Yumruk, tekme, şiddet…
İstanbul’un kalabalık yollarında sıradan bir gün yaşamak neredeyse zorlaştı. İster araç içinde olun ister yaya…Ya yol verme tartışmasında ya da taciz ve gibisi şiddet akınlarıyla sıradan diye başladığınız gününüz kâbusa dönebiliyor. Magandalar her yerde… İşte yeniden bir bayan şoförün hayatı magandalar yüzünden kâbusa döndü. Yolunu kesen bir maganda, onu kilometrelerce takip edip aracının camını yumrukları, kırdı. Saldırıyı gerçekleştiren S.Y. gözaltına alındı. Dehşet içinde kalan bayan yaşadığı şiddet dolu anları şöyle aktarda: “Bütün camı kırdı, otomobilimi mahvetti, önüme kırıp beni yol uzunluğu takip etti” diyerek yaşadığı endişeyi lisana getirdi.
Röportaj sırasında havaya ateş açtı
Magandalar yalnızca trafikte değil, hayatın birçok alanında güvenliği tehdit ediyor. Düğünlerde, asker uğurlamalarında yahut kutlamalarda rastgele havaya açılan ateşler de can kayıplarına ve yaralanmalara yol açıyor. Bunun en son örneği Trabzon’da bir düğünde yaşandı, düğüne katılan bir polisin havaya rastgele ateş açması sonucu iki kişi yaralandı bir kişi hayatını kaybetti.

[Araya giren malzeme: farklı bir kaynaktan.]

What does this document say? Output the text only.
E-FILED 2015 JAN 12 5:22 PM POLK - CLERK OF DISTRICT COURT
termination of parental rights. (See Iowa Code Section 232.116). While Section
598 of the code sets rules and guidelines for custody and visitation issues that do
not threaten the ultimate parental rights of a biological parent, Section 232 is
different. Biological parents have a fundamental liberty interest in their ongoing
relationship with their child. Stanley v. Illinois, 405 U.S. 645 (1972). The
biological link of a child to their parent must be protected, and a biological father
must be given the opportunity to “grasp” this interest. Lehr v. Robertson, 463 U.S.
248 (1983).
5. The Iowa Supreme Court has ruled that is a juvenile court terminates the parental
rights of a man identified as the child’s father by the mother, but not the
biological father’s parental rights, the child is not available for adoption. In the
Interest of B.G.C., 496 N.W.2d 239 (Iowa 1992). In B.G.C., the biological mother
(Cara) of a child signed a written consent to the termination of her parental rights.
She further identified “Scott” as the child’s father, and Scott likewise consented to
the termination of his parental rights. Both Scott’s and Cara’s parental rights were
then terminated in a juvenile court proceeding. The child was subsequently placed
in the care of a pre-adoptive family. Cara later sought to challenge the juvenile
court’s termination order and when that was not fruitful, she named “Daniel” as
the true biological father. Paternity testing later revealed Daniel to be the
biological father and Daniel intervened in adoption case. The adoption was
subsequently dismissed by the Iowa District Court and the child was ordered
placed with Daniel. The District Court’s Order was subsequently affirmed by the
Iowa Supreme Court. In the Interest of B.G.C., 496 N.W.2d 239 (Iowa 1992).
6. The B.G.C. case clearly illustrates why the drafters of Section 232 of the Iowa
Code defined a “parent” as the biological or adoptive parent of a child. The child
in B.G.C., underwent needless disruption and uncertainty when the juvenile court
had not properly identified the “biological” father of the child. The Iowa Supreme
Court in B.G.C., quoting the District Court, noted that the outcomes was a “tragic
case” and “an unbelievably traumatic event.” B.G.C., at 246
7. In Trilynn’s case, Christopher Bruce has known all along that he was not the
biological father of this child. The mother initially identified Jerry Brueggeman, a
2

Evvelki gün de Tekirdağ’da sokak röportajı sırasında bir kişi pompalı tüfekle havaya rastgele ateş açarak, ‘Hepinizin canını alacağım’ dedi.

KILIÇLARIYLA İNDİLER
Ankara, Altındağ’da Karapürçek Mahallesi’nde trafikte ilerlerken şimdi sebebi bilinmeyen bir tartışma büyüdü. Beyaz renkli aracın önünü kesen yeşil araçtan 4 kişi indi. Birinin elinde bıçak, başka ikisinin elinde ise kılıç vardı. Öteki araçta bulunan yaşlı adamın önüne kesip, vahşice saldırıp ağır yaraladılar. İçişleri Bakanı Ali Yerlikaya dün yaptığı açıklamada, “Ankara’nın Altındağ ilçesinde bir iş yeri önünde yaşanan trafik tartışmasına dair imajlar yer almıştır. Ankara Vilayet Emniyet Müdürlüğü’müzce yapılan çalışmalar sonucunda şüphelilerin, İ.K., B.D., A.T., M.A.B. olduğu tespit edilmiştir. Şüphelilerin tamamı yakalanarak gözaltına alınmıştır. Olayda yaralanan vatandaşımızın hastanede tedavisi devam etmektedir. Kamu sistemini bozarak vatandaşlarımızın huzurunu tehdit eden bu asfalt zorbalarına asla müsaade etmeyeceğiz” dedi.